Welcome to the Neighborhood!  Glad you could stop by.

When I was growing up, my mother used to drive me and my brother crazy making lists for everything — grocery lists, chore lists, homework lists, lists of lists to keep track of her lists.

So I’m sure she’ll be pleased to see me start off this blog with a list.

Here are Eleven Things That Didn’t Exist on September 11, 2001:

  • Facebook
  • Twitter
  • #hashtags
  • American Idol
  • The TSA
  • Homeland Security
  • iPads
  • iPhones
  • iPods (!)
  • Parents filming sixth-graders on iPads/iPhones/iPods
  • Today’s sixth graders

If you’re an adult, you probably remember exactly where you were on 9/11.

If you’re a sixth grader, you probably weren’t even born yet.

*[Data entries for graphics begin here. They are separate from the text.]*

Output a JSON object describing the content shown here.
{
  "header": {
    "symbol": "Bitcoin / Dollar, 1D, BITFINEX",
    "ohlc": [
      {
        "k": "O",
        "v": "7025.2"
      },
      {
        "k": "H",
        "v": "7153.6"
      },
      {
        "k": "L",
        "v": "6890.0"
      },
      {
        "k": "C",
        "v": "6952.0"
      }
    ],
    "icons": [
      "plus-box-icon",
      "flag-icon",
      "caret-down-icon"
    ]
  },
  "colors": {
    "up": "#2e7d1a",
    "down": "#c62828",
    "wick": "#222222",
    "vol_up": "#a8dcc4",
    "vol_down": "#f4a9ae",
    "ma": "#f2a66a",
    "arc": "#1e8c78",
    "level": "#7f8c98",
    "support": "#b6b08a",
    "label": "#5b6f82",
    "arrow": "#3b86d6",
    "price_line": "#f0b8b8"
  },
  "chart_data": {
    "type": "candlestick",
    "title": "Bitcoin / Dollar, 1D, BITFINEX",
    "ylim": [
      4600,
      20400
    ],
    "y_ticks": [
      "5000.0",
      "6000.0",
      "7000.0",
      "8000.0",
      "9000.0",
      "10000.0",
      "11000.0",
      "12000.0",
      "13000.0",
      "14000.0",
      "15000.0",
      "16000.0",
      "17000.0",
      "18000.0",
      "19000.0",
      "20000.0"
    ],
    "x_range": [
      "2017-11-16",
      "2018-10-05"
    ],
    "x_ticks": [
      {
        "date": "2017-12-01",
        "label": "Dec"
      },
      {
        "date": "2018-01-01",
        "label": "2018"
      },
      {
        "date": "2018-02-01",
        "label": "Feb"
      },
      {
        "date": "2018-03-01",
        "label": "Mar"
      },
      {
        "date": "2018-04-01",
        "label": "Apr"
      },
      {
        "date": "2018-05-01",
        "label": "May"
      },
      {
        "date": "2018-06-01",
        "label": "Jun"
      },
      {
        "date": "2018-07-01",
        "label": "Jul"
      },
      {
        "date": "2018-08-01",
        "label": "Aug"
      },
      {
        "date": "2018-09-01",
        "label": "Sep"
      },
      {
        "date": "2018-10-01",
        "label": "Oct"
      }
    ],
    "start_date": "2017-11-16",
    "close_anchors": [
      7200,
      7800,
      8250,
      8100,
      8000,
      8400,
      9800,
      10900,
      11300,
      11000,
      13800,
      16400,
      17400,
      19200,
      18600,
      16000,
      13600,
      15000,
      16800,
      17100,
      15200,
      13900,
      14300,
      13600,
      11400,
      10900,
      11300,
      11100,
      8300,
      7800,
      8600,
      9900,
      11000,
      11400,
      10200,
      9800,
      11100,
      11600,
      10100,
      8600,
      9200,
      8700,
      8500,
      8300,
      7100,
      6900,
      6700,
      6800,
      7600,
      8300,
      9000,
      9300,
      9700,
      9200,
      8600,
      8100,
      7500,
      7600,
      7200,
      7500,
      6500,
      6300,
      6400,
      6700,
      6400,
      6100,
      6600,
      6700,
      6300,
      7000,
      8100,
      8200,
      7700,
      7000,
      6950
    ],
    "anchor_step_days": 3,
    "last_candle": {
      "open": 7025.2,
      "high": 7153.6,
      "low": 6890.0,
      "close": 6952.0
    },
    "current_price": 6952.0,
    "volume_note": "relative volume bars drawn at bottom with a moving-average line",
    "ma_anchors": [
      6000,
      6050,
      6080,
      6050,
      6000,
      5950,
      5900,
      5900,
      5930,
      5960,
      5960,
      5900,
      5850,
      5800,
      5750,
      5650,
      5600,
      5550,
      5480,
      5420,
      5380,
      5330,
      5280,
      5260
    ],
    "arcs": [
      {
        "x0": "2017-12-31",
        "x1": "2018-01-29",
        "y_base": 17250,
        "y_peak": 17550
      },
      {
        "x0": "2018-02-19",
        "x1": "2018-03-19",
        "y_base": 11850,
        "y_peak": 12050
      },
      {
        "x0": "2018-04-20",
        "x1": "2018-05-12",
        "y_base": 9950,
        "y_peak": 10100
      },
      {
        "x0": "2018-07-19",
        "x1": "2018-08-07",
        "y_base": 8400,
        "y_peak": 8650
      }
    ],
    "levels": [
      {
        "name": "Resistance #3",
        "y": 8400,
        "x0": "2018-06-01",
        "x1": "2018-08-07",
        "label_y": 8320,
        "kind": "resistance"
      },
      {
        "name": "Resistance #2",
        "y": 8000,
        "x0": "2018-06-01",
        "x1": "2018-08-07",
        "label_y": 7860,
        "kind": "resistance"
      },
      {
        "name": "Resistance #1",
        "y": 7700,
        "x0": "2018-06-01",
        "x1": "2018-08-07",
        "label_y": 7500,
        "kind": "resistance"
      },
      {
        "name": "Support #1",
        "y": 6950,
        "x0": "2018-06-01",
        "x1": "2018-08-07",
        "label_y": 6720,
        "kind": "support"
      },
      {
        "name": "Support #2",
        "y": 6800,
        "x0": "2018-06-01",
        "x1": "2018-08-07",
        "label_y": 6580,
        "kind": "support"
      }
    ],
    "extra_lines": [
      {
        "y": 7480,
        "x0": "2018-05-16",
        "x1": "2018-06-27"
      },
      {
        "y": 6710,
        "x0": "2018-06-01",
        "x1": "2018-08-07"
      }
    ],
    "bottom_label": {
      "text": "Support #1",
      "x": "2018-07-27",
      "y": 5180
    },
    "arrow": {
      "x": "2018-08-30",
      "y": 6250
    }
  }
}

I can still recall the details of that day with startling clarity:  living in Los Angeles, we woke up to news of the disaster on the Today Show.  I remember standing at the foot of the bed, one sock on, staring in disbelief at the footage of airplanes flying into buildings.  There were rumors of more attacks coming on the West Coast; we could see downtown from our house and kept counting the buildings and watching for smoke.  I remember how the normally busy skies grew eerily empty as no more planes were allowed to fly.  A friend gathered a bunch of us together for a quiet dinner that night.  I remember every face at that table.

It’s still so vivid to me that it’s easy to forget that most kids today have no memory of that time.  It’s as remote to them as the Korean War was to me.

Still, if you’re a kid, you’ve probably heard about 9/11, and maybe you want to know a little bit more about it.  What happened that day, and why’s it such a big deal?  Why do adults get quiet when they talk about it?  Was it all bad, or did anything good come out of it?

What was it like to be a kid that day?

That’s why I decided to write this book, eleven, to help young people who weren’t even alive then begin to understand not only the difficult events of that day but also the heroism displayed by ordinary men and women, the kindness shown by strangers to strangers, and what it felt like when this entire country came together as friends and neighbors.

I also wanted a good excuse to write about a dog.  (Radar says hi.  He has promised to take over this blog from time to time but agreed to let me have the first post.  Watch for him hanging out at Radar’s Corner.)

So I’ll be posting regularly here to talk about reading, writing, publishing, dogs, 9/11, dogs, old people, young people, books, teachers, school, our country, our world, and dogs.

Welcome to The Neighborhood.  Stop by anytime.